5. Wind River — $4.5 million
In the wake of opening to a strong $40,390 per-screen average in limited release, Taylor Sheridan’s Wind River has carried the momentum through to its nationwide expansion, earning nearly $3 million on screens around the country last week. With Oscar prospects in tow, Wind River is following in the footsteps of last year’s Sheridan-penned Hell or High Water, which received multiple Academy Award nominations — including one for Best Picture — after dazzling on the specialty front throughout August. Sheridan’s new crime-thriller, which sees Elizabeth Olsen playing an FBI agent investigating a grisly murder on a Native American reservation alongside a local game trapper (Jeremy Renner), has accumulated stellar reviews, and strong word of mouth has driven the Weinstein Co. to rapidly expand the film’s footprint. Expect the addition of more theaters this weekend to bolster another solid showing for Wind River, likely between $3 million and $4 million.
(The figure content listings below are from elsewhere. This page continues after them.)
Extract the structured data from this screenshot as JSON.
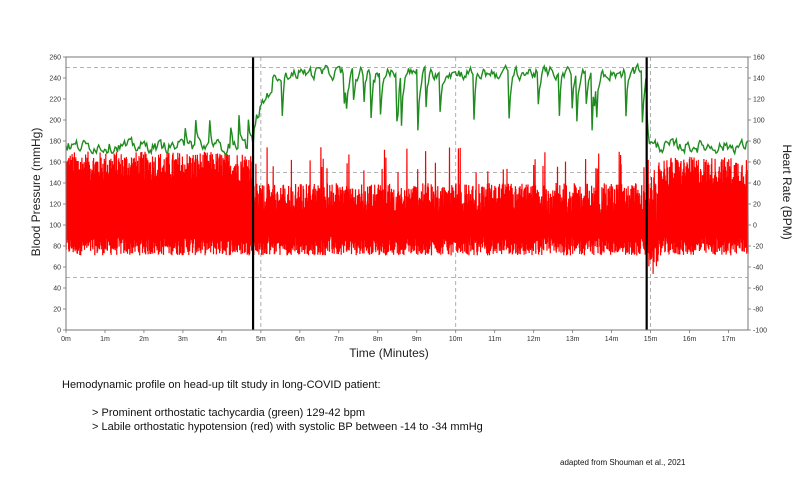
{
  "chart_data": {
    "type": "line",
    "title": "",
    "xlabel": "Time (Minutes)",
    "ylabel_left": "Blood Pressure (mmHg)",
    "ylabel_right": "Heart Rate (BPM)",
    "xlim": [
      0,
      17.5
    ],
    "ylim_left": [
      0,
      260
    ],
    "ylim_right": [
      -100,
      160
    ],
    "x_ticks": [
      0,
      1,
      2,
      3,
      4,
      5,
      6,
      7,
      8,
      9,
      10,
      11,
      12,
      13,
      14,
      15,
      16,
      17
    ],
    "x_tick_labels": [
      "0m",
      "1m",
      "2m",
      "3m",
      "4m",
      "5m",
      "6m",
      "7m",
      "8m",
      "9m",
      "10m",
      "11m",
      "12m",
      "13m",
      "14m",
      "15m",
      "16m",
      "17m"
    ],
    "y_ticks_left": [
      0,
      20,
      40,
      60,
      80,
      100,
      120,
      140,
      160,
      180,
      200,
      220,
      240,
      260
    ],
    "y_ticks_right": [
      -100,
      -80,
      -60,
      -40,
      -20,
      0,
      20,
      40,
      60,
      80,
      100,
      120,
      140,
      160
    ],
    "grid": "dashed, major ticks",
    "tilt_markers": [
      4.8,
      14.9
    ],
    "series": [
      {
        "axis": "right",
        "color": "#1e8c1e",
        "segments": [
          {
            "x_range": [
              0,
              4.8
            ],
            "approx_value": 75,
            "range": [
              60,
              105
            ]
          },
          {
            "x_range": [
              4.8,
              5.3
            ],
            "approx_value": 120,
            "range": [
              100,
              140
            ]
          },
          {
            "x_range": [
              5.3,
              14.9
            ],
            "approx_value": 145,
            "range": [
              90,
              155
            ]
          },
          {
            "x_range": [
              14.9,
              17.5
            ],
            "approx_value": 75,
            "range": [
              60,
              100
            ]
          }
        ]
      },
      {
        "axis": "left",
        "color": "#ff0000",
        "segments": [
          {
            "x_range": [
              0,
              4.8
            ],
            "systolic": 155,
            "diastolic": 80
          },
          {
            "x_range": [
              4.8,
              14.9
            ],
            "systolic": 125,
            "diastolic": 80,
            "spikes_to": 175
          },
          {
            "x_range": [
              14.9,
              17.5
            ],
            "systolic": 150,
            "diastolic": 80
          }
        ]
      }
    ]
  },
  "caption": {
    "heading": "Hemodynamic profile on head-up tilt study in long-COVID patient:",
    "bullet_1": "> Prominent orthostatic tachycardia (green) 129-42 bpm",
    "bullet_2": "> Labile orthostatic hypotension (red) with systolic BP between -14 to -34 mmHg"
  },
  "credit": "adapted from Shouman et al., 2021",
  "colors": {
    "heart_rate": "#1e8c1e",
    "blood_pressure": "#ff0000",
    "marker": "#000000",
    "grid": "#9a9a9a"
  }
}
Outside the top five, BH Tilt will unleash Birth of the Dragon via its targeted release method, hoping Bruce Lee fans will flock to the stylized take on the action icon’s life as it debuts at 1,617 sites.
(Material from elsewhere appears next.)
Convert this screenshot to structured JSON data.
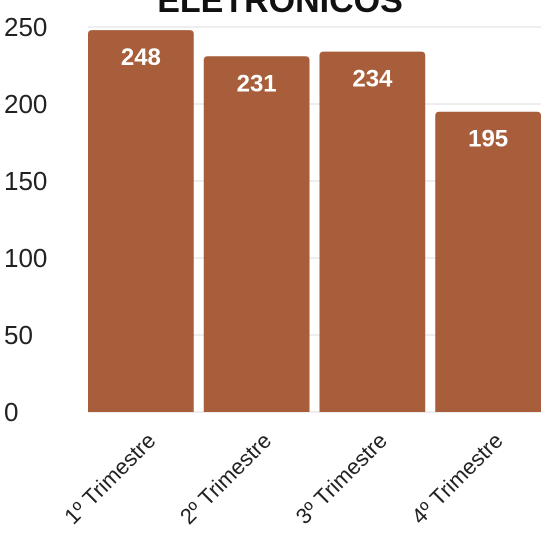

The faith-based drama All Saints, starring John Corbett, also sets its sights on a specific demographic this weekend, and Christian audiences have proven their box office might in the past, especially on recent titles like Miracles From Heaven and Heaven Is for Real. The only problem is that All Saints lacks a star with the profile of Miracles’ Jennifer Garner and Real’s Greg Kinnear, and the film has done little to set itself apart from similarly themed brethren.
Other titles expanding to more locations include Robert Pattinson’s well-received Good Time, which has earned the former Twilight star some of the best reviews of his career, and the Aubrey Plaza-starrer Ingrid Goes West. Both of those films push on Friday, while smaller titles like Juliette Binoche’s Polina and the Korean actioner The Villainess look to land sturdy per-theater averages in limited release.